Lahm für Neuer ins Tor? Kein Problem!
So weit so gut, aber jetzt kommen die Besonderheiten: Ein schönes und zugleich ungewöhnliches Beispiel gab es im Spiel Holland gegen Costa Rica. Louis van Gaal kam gegen Ende der Verlängerung gehörig ins Schwitzen, wollte er doch noch seinen Torhüter für das Elfmeterschießen wechseln. Es hat bekanntlich geklappt und Tim Krul wurde zum Helden beim Sieg über Costa Rica. Doch hätte der Schiedsrichter das Spiel vorher abgepfiffen, wäre ein Wechsel nicht mehr möglich gewesen - mit einer Ausnahme: Ist das Wechselkontingent der Mannschaft noch nicht ausgeschöpft, so kann der Torhüter in einem Fall noch ausgewechselt werden, aber nur, wenn er verletzt ist. Ein verletzter Feldspieler darf dagegen nicht ersetzt werden. Erhält der Torhüter die Rote Karte, so darf er nicht durch den Ersatztorhüter ausgetauscht werden. Dann müsste ein Spieler, der zum Elfmeterschießen berechtigt ist, zwischen die Pfosten.

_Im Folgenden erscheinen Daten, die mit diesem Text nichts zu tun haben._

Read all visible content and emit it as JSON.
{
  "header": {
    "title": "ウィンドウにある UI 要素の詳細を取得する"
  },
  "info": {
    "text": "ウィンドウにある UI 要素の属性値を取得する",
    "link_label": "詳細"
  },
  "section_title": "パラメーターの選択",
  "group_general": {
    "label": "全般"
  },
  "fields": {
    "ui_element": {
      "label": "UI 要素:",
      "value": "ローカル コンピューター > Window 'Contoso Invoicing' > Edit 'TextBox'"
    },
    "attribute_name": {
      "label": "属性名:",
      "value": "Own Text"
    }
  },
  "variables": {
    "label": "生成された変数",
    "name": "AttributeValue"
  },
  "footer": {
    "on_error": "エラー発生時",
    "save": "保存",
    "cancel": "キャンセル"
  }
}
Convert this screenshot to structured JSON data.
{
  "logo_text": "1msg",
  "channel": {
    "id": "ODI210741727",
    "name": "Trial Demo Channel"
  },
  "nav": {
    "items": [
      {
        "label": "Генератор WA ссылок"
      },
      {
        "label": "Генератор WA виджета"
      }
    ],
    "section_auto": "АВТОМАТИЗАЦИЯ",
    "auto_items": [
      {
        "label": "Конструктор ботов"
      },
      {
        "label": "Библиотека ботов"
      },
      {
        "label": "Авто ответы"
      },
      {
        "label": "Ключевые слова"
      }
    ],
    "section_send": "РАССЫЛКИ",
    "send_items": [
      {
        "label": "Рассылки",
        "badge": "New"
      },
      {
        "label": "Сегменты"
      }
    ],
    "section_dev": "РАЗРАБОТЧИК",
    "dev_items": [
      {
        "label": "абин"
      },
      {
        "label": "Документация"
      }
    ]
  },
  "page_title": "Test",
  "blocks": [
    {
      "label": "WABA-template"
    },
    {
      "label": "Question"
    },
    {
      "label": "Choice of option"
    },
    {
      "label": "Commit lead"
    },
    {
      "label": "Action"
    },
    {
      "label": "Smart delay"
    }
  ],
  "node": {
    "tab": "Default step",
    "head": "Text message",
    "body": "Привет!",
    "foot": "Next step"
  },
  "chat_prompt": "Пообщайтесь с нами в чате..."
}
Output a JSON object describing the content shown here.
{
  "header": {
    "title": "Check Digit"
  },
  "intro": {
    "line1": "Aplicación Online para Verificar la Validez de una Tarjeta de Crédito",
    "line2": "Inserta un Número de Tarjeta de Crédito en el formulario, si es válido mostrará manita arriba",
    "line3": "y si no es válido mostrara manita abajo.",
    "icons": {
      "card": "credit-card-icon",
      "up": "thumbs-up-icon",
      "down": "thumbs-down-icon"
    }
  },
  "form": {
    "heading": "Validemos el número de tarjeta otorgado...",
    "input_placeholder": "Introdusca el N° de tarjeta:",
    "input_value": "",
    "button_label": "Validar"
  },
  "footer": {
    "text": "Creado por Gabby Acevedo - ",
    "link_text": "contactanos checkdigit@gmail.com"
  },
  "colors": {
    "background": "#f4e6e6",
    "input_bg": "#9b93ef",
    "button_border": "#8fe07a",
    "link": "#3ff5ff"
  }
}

Weitere Besonderheiten zum Torhüter: Jeder berechtigte Spieler darf beim Elfmeterschießen zu jeder Zeit seinen Platz mit dem Torhüter tauschen und zwischen den Pfosten stehen. Sollte Manuel Neuer also heute Abend die ersten beiden Elfmeter der Brasilianer durchlassen und er keine Lust mehr haben, könnte ihn zum Beispiel Philipp Lahm im Tor ersetzen - was aber eher unwahrscheinlich ist und bei einem Wettbüro sicherlich eine riesen Quote bringen würde.

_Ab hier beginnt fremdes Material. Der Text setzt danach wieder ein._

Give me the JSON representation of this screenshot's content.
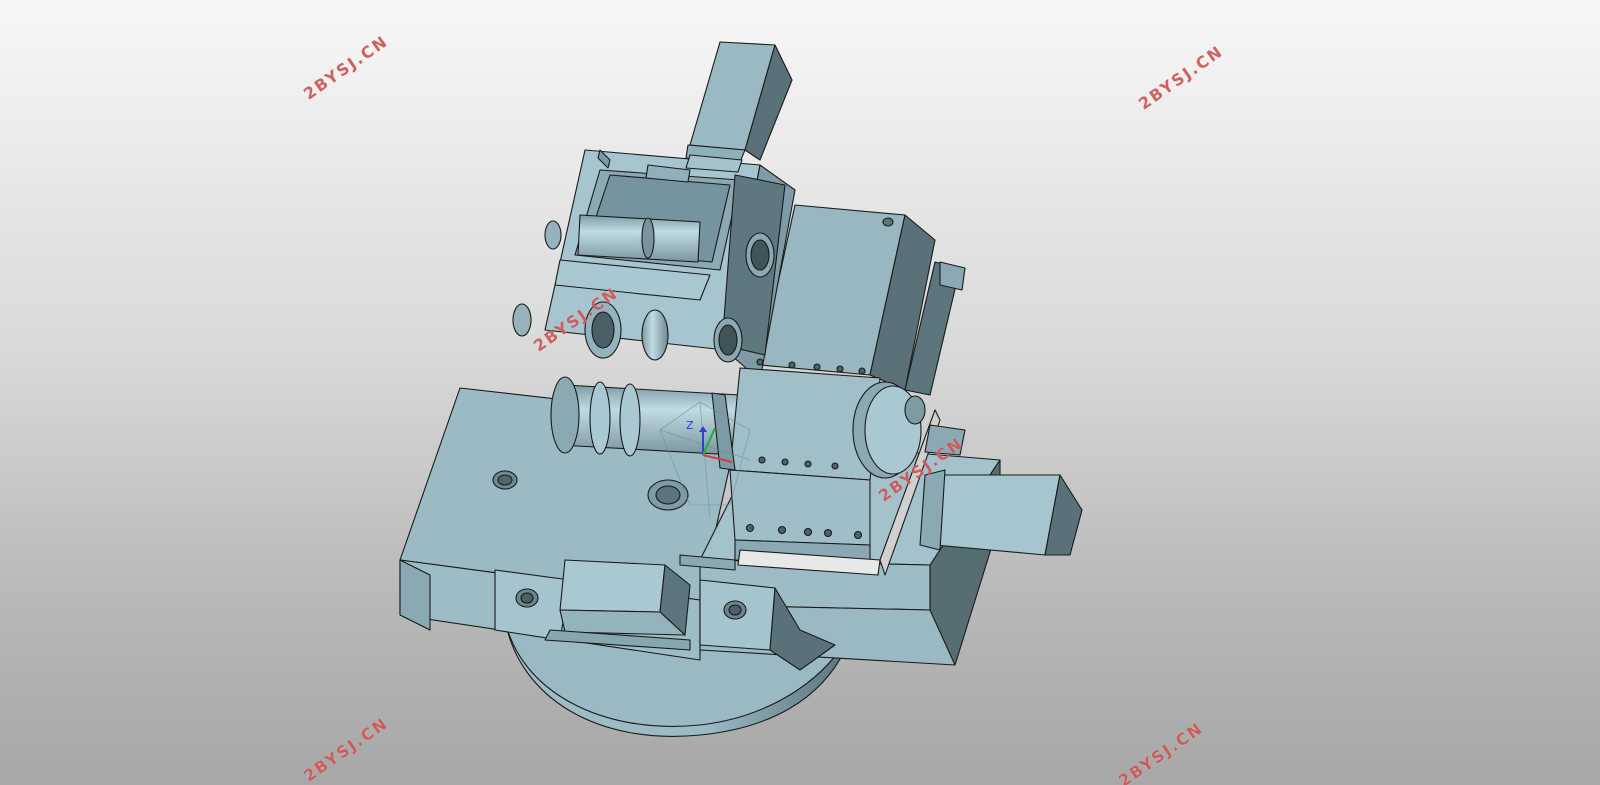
{
  "viewport": {
    "description_label": "",
    "background_colors": [
      "#f7f7f7",
      "#a7a7a7"
    ]
  },
  "model": {
    "color_light": "#a3c3cc",
    "color_mid": "#8fb0ba",
    "color_dark": "#5f7880",
    "edge_color": "#1a1a1a",
    "triad_labels": {
      "z": "Z"
    }
  },
  "watermarks": [
    "2BYSJ.CN",
    "2BYSJ.CN",
    "2BYSJ.CN",
    "2BYSJ.CN",
    "2BYSJ.CN",
    "2BYSJ.CN",
    "2BYSJ.CN"
  ]
}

Teams brauchen gleich viele Schützen
Und auch das gibt es: Ist ein Spieler einer Mannschaft des Feldes verwiesen worden - ein Team hat also zum Ende des Spiels einen Spieler mehr auf dem Platz als der Gegner - muss das größere Team sich auf die entsprechende Anzahl des Gegners reduzieren. Der Kapitän der betroffenen Mannschaft muss die ausgeschlossenen Spieler dem Schiedsrichter mit Namen und Nummer mitteilen. Somit müssen sich zum Start des Elfmeterschießens gleich viele Spieler im Mittelkreis befinden. Das hat der Schiedsrichter zu überprüfen.
Aber: Erhält ein Spieler erst während des Elfmeterschießens die Rote Karte oder verletzt er sich, muss sich der Gegner übrigens nicht mehr reduzieren.